Speaking Out

Testmaker: What went wrong with TNReady

The head of the company that created TNReady accepts blame for this year’s botched rollout of Tennessee’s new standardized online assessment, but says the subsequent delays in delivering printed testing materials were unavoidable.

Measurement Inc. president and founder Henry Scherich says Tennessee Education Commissioner Candice McQueen’s decision to scrap the online assessment on the first day of testing in February set in motion a chain of logistical quagmires that were impossible to overcome.

Once McQueen ordered districts to switch back to paper tests, his company found the sudden task of printing and delivering up to 5 million documents this spring overwhelming, if not impossible.

Henry Scherich
Henry Scherich

“I understand the frustration of superintendents and the state department,” Scherich said. “Having said all of that, this was a huge job that we took on and there’s been no testing company in the country — in the world, probably — who has taken on the task of printing and shipping this many tests in this short a period of time, and we really struggled with it.”

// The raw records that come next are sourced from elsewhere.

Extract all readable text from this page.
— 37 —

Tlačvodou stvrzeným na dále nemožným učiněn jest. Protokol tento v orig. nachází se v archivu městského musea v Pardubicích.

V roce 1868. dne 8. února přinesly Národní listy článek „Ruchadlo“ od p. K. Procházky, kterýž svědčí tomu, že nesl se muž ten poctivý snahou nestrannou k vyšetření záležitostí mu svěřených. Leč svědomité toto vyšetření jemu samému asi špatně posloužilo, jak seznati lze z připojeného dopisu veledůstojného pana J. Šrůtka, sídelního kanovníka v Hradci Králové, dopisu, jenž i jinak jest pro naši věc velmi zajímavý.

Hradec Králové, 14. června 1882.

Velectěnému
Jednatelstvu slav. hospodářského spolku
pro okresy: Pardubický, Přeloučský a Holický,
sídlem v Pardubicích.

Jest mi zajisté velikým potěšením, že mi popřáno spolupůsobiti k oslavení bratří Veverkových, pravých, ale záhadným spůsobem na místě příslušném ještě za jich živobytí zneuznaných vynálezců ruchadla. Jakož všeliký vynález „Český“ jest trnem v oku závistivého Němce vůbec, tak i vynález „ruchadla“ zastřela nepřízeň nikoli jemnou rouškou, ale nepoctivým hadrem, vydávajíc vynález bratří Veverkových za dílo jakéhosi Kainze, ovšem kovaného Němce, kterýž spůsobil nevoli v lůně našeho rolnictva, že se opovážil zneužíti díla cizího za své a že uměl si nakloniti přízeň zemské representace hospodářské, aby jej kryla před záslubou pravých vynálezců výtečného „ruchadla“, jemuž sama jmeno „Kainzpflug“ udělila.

Last week, the Tennessee Department of Education informed district leaders that many of the testing materials wouldn’t arrive in time for the opening of this week’s final TNReady testing window — the latest in a series of delivery delays that has wreaked havoc in districts and classrooms across the state. State leaders placed the blame squarely on Measurement Inc.

In an interview this week with Chalkbeat, Scherich acknowledged that developing and delivering TNReady in a new online platform was the biggest job that his 36-year-old Durham, N.C.-based company has ever undertaken — perhaps too big given the one-year deadline.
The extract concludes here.